The final two chapters make a drastic turn to discussions of ethics, virtues, and piety. Mahmood explains how the external actions play a role in shaping the internal self by giving various examples she has encountered during her fieldwork. In one case, the women of the mosque movement argue whether it is appropriate to force one’s self to insincerely weep during prayer, as weeping in prayers were considered a very pious act in the Islamic tradition. In another case, women discuss whether it is acceptable for a woman to veil regardless of pious intentions. Mahmood sees such discussions as pointing to the Aristotelian concept of habitus that was inscribed in such rituals. For the women of the mosque movement, ritual is both an ethical means and ends. Because rituals, for them, meant to please God by shaping one’s self. Mahmood effectively summarizes her point by saying that “… the mosque participants did not regard authorized models of behavior as an external social imposition that constrained the individual. Rather, they viewed socially prescribed forms of conduct as the potentialities, the ‘scaffolding,’ if you will, through which the self is realized. It is precisely this self-willed obedience to religiously prescribed social conventions—what is often criticized as blind and uncritical emulation—that elicits the critique that such movements only serve to reproduce the existing patriarchal order and to prevent women from distinguishing their ‘own desires and aspirations’ from those that are ‘socially dictated’” (p.148). Therefore, Mahmood believes that people exhibit agency precisely because they cultivate their ethics. It is through this complicated analysis of ethics and agency that Mahmood evaluates Butler’s famous notion of performativity and sees that the notion fails to describe the mosque movement. As an example, Mahmood presents different ways the women of the mosque movement are taught to deal with their secular (and not pious) husbands. So, she argues that such examples serve as other modalities of agency in which ‘subordination’ way of looking at agency fails to suffice.

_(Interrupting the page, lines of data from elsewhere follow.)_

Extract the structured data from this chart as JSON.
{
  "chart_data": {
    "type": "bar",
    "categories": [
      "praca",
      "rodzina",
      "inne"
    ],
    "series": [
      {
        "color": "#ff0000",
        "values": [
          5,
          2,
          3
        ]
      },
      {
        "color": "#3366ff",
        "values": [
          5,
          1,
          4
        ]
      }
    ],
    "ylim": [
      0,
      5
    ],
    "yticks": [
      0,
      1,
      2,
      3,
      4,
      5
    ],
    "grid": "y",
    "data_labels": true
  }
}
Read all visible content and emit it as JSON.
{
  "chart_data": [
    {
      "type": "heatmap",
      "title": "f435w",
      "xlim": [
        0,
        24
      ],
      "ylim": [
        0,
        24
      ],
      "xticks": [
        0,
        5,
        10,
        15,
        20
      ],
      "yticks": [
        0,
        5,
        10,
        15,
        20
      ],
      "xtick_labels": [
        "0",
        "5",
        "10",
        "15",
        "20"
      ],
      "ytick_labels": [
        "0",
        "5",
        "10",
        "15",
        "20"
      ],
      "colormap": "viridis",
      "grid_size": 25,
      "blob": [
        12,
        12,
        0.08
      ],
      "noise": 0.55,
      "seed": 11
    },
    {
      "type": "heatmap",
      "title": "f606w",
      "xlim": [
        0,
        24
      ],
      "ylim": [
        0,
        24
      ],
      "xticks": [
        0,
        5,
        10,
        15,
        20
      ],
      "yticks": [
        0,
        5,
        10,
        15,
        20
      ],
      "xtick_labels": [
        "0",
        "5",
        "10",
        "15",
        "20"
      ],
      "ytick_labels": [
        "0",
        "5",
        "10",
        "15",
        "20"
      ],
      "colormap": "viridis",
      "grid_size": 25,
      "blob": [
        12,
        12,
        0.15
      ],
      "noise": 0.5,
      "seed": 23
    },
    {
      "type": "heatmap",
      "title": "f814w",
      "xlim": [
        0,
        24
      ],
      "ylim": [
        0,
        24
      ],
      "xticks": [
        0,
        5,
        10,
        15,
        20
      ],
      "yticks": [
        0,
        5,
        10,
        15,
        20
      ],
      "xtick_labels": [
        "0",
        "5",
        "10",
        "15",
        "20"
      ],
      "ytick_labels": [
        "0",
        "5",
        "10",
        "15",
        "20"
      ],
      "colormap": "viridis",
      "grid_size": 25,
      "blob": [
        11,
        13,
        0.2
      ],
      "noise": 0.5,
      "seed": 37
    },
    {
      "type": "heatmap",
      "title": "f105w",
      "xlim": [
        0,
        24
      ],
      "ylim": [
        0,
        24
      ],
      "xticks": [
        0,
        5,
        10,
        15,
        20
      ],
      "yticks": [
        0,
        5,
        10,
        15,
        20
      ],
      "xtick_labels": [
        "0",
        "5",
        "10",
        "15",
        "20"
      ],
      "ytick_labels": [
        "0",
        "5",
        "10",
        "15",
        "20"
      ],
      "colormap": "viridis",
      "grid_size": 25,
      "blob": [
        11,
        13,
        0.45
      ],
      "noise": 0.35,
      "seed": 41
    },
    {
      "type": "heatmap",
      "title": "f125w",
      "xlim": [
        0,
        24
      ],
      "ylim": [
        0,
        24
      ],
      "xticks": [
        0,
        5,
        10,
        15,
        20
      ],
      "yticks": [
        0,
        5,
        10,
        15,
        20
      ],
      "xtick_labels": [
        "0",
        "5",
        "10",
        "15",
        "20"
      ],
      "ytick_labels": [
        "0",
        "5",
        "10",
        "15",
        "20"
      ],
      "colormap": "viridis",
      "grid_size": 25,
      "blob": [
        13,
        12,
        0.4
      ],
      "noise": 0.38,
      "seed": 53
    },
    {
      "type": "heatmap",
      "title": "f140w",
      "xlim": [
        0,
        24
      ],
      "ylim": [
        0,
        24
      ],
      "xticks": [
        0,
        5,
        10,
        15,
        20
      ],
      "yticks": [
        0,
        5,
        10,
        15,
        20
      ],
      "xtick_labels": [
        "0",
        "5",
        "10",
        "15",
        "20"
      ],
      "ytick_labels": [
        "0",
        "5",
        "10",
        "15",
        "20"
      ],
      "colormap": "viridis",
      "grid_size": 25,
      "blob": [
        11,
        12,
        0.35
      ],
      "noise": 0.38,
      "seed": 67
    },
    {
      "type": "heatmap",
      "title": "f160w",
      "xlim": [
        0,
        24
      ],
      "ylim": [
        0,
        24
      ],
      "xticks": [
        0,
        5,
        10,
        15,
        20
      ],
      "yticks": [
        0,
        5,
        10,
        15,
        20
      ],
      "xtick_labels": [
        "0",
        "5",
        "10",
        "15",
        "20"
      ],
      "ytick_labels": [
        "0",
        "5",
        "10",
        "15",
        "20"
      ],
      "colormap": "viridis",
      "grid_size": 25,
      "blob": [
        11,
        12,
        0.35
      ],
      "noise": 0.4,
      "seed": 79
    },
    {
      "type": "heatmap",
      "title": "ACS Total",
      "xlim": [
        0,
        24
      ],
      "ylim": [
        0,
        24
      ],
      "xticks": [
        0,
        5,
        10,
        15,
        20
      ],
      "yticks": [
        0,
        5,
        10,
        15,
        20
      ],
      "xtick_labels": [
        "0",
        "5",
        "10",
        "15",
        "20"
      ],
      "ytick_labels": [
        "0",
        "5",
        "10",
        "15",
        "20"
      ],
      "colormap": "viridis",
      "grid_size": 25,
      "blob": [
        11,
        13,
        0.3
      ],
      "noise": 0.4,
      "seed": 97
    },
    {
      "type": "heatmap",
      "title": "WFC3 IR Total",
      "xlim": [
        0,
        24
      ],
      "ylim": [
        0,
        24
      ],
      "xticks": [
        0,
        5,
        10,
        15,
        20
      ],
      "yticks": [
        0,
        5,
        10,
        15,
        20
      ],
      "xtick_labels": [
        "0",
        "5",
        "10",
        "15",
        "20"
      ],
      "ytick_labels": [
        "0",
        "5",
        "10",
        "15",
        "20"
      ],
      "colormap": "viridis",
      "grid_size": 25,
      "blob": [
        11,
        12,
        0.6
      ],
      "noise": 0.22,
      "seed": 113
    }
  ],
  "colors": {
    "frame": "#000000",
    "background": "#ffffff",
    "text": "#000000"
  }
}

To conclude this review, I would like to point to why I believe this outstanding ethnography of Saba Mahmood indeed deserves getting an award. In brief, I have two reasons. The first reason is about the content of the book which provides a rich description and analysis of how ‘agency’ has different modalities that may contradict with liberal understandings of freedom today. And Mahmood’s thought-provoking arguments are not only limited to ‘agency’ but involve other concepts such as ethics, embodiment, and piety. Throughout her work, I was able to gain new insights about how ethical norms are scaffoldings that help an agent in shaping the self through self-work. The second reason is regarding the context and time the book was published in. Published after the 9/11 incident, which, in the West, led to the marginalization of Muslims and to accusing Islam of subordinating women, the book has done a great job in questioning the painted picture of Muslim women in liberal discourses. By doing so, Mahmood, as an anthropologist, has influenced many others, like myself, in cultivating a sympathy for the discipline of anthropology.